Ben de derim: “Dinsiz bir millet yaşayamaz.” Dünyaca bir umûmî düstûrdur. Ve bilhassa küfr-ü mutlak olsa, Cehennemden daha ziyâde elîm bir azabı dünyada dahi verdiğini, Risâle-i Nur’dan Gençlik Rehberi gâyet kat’i bir sûrette isbat etmiş. O risâle ise şimdi resmen tab’edildi. Bir müslüman “El-iyâzübillâh” eğer irtidat etse, küfr-ü mutlaka düşer, bir derece yaşatan küfr-ü meşkûkde kalmaz. Ecnebi dinsizleri gibi de olmaz. Ve lezzet-i hayat noktasında, mâzi ve müstakbeli olmıyan hayvandan yüz derece aşağı düşer. Çünkü, geçmiş ve gelecek mevcûdâtın ölümleri ve ebedî müfarakatları, onun dalâleti cihetiyle, onun kalbine mütemadiyen hadsiz firakları ve elemleri yağdırıyor. Eğer îman gelse, kalbe girse, birden o hadsiz dostlar diriliyorlar: “Biz ölmemişiz... mahvolmamışız.” lîsan-ı halleriyle diyerek, o Cehennemî halet Cennet lezzetine çevrilir. Mâdem hakîkat budur. Size ihtar ediyorum! “Kur’ân’a dayanan Risâle-i Nur ile mübâreze etmeyiniz... O mağlûb olmaz, bu memlekete yazık olur. (Hâşiye) O başka yere gider yine tenvir eder. Eğer başımdaki saçlarım adedince başlarım bulunsa, hergün biri kesilse, hakîkat-ı Kur’âniyeye feda olan bu başı zındıkaya ve küfr-ü mutlaka eğmem!
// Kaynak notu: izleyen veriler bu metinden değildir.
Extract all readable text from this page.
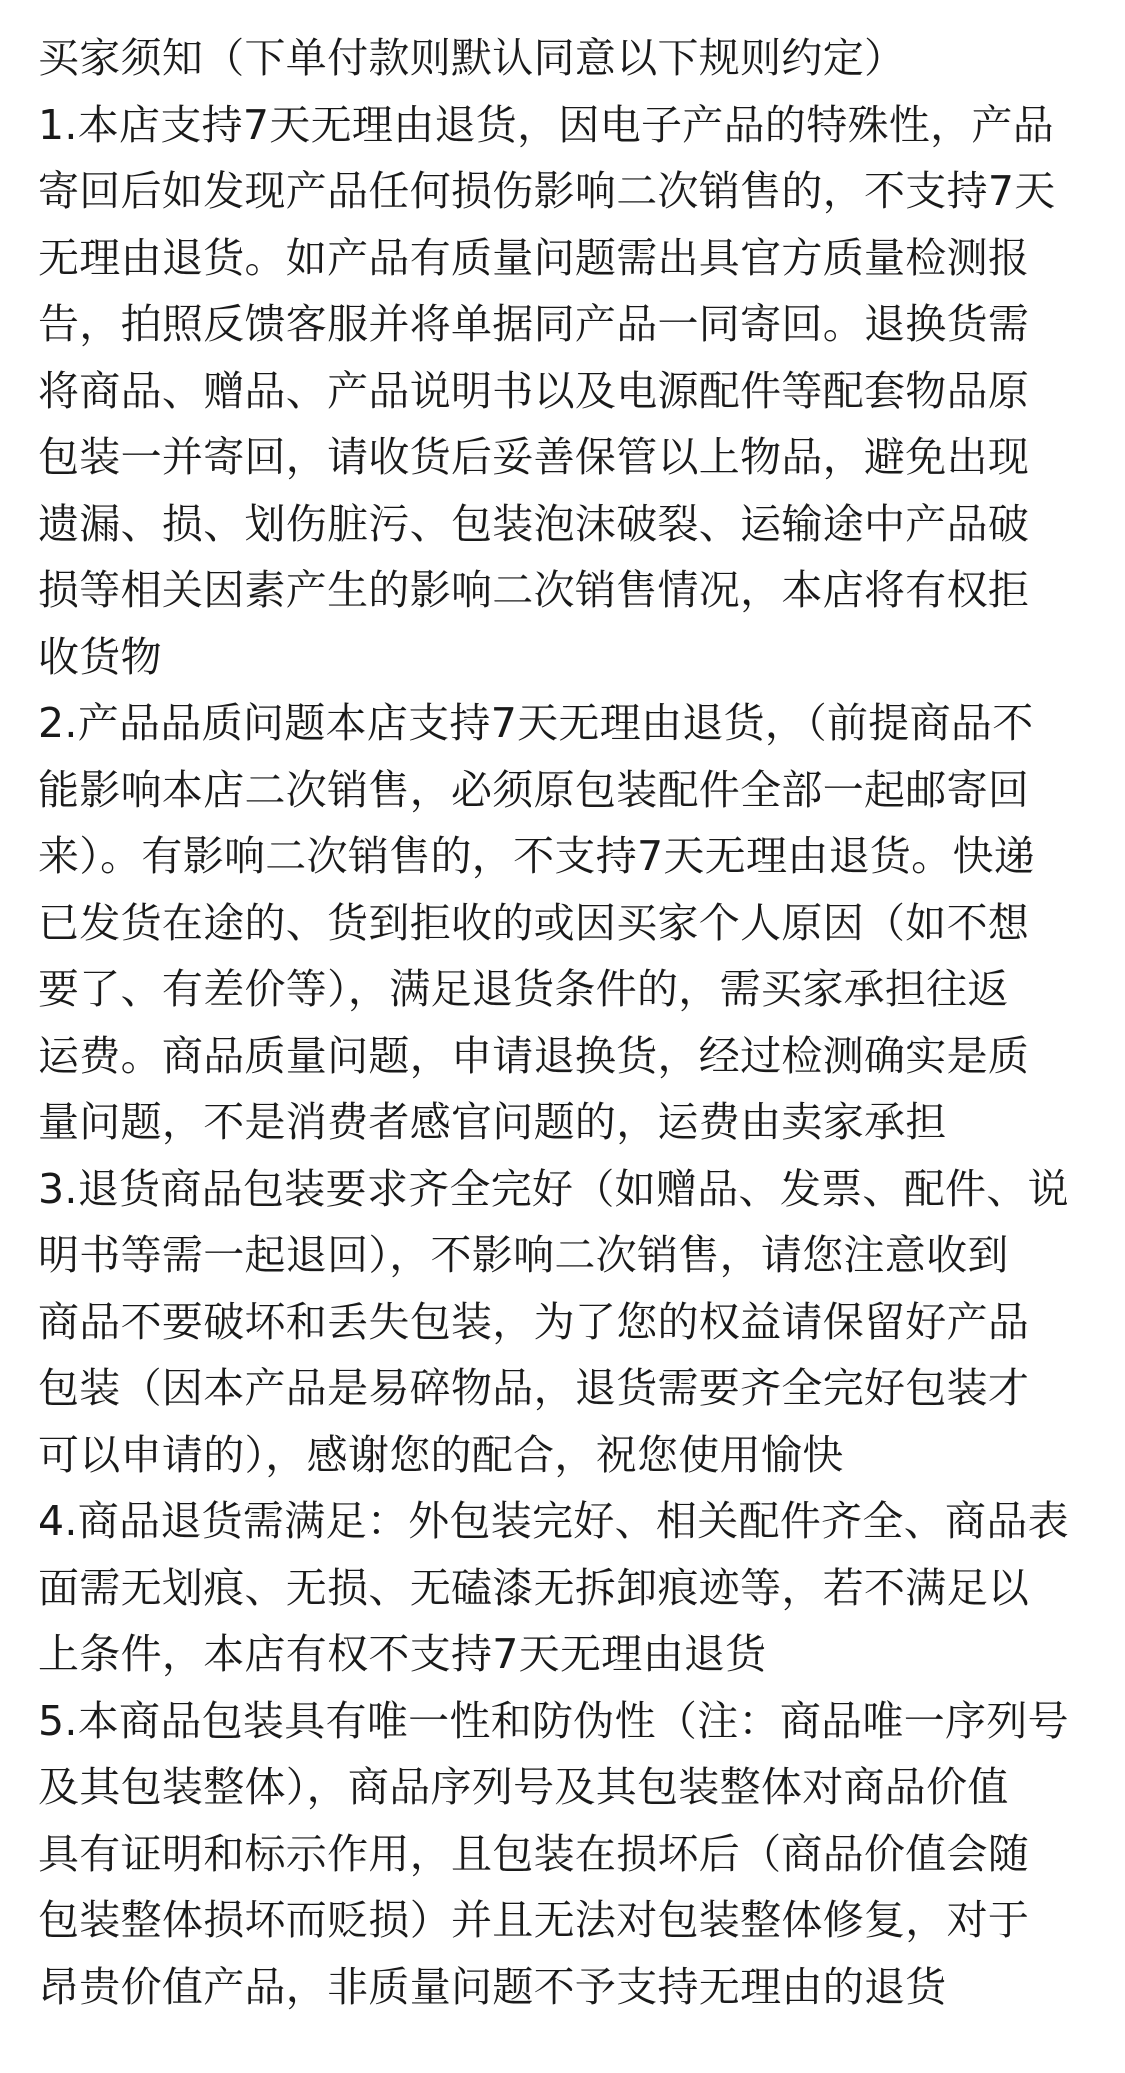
买家须知（下单付款则默认同意以下规则约定）
1.本店支持7天无理由退货，因电子产品的特殊性，产品
寄回后如发现产品任何损伤影响二次销售的，不支持7天
无理由退货。如产品有质量问题需出具官方质量检测报
告，拍照反馈客服并将单据同产品一同寄回。退换货需
将商品、赠品、产品说明书以及电源配件等配套物品原
包装一并寄回，请收货后妥善保管以上物品，避免出现
遗漏、损、划伤脏污、包装泡沫破裂、运输途中产品破
损等相关因素产生的影响二次销售情况，本店将有权拒
收货物
2.产品品质问题本店支持7天无理由退货，（前提商品不
能影响本店二次销售，必须原包装配件全部一起邮寄回
来）。有影响二次销售的，不支持7天无理由退货。快递
已发货在途的、货到拒收的或因买家个人原因（如不想
要了、有差价等），满足退货条件的，需买家承担往返
运费。商品质量问题，申请退换货，经过检测确实是质
量问题，不是消费者感官问题的，运费由卖家承担
3.退货商品包装要求齐全完好（如赠品、发票、配件、说
明书等需一起退回），不影响二次销售，请您注意收到
商品不要破坏和丢失包装，为了您的权益请保留好产品
包装（因本产品是易碎物品，退货需要齐全完好包装才
可以申请的），感谢您的配合，祝您使用愉快
4.商品退货需满足：外包装完好、相关配件齐全、商品表
面需无划痕、无损、无磕漆无拆卸痕迹等，若不满足以
上条件，本店有权不支持7天无理由退货
5.本商品包装具有唯一性和防伪性（注：商品唯一序列号
及其包装整体），商品序列号及其包装整体对商品价值
具有证明和标示作用，且包装在损坏后（商品价值会随
包装整体损坏而贬损）并且无法对包装整体修复，对于
昂贵价值产品，非质量问题不予支持无理由的退货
Ve bu hizmet-i îmaniye ve nuriyeden vaz geçmem ve geçemem...”

Elhâsıl: Hayat-ı ebediyeyi mahveden ve hayat-ı dünyeviyeyi dehşetli bir zehire çeviren ve lezzetini imha eden küfr-ü mutlakı, otuz seneden beri köküyle kesen ve tabiiyyunun dehşetli bir fikr-i küfrîlerini öldürmeğe muvaffak olan ve bu milletin iki hayatının saadet düstûrlarını hârika hüccetleriyle parlak bir sûrette isbat eden ve Kur’ân’ın hakîkat-ı arşiyesine dayanan Risâle-i Nur, böyle küçük bir risâlenin bir iki maddesiyle değil, belki bin kusuru dahi olsa, onun binler büyük haseneleri onları affettirir diye dâva ediyoruz... ve isbatına da hazırız...

Mâdem cumhuriyet prensipleri hürriyet-i vicdan kanunu ile dinsizlere ilişmiyor.. elbette, mümkün olduğu kadar dünyaya karışmayan ve ehl-i dünya ile mübareze etmeyen ve âhiretine ve îmanına ve vatanına dahi nâfi’ bir tarzda çalışan dindarlara ilişmemek gerektir ve elzemdir.


Hâşiye: Dört def’a mübâreze zamanında gelen dehşetli zelzeleler, “yazık olur!” hükmünü isbat ettiler.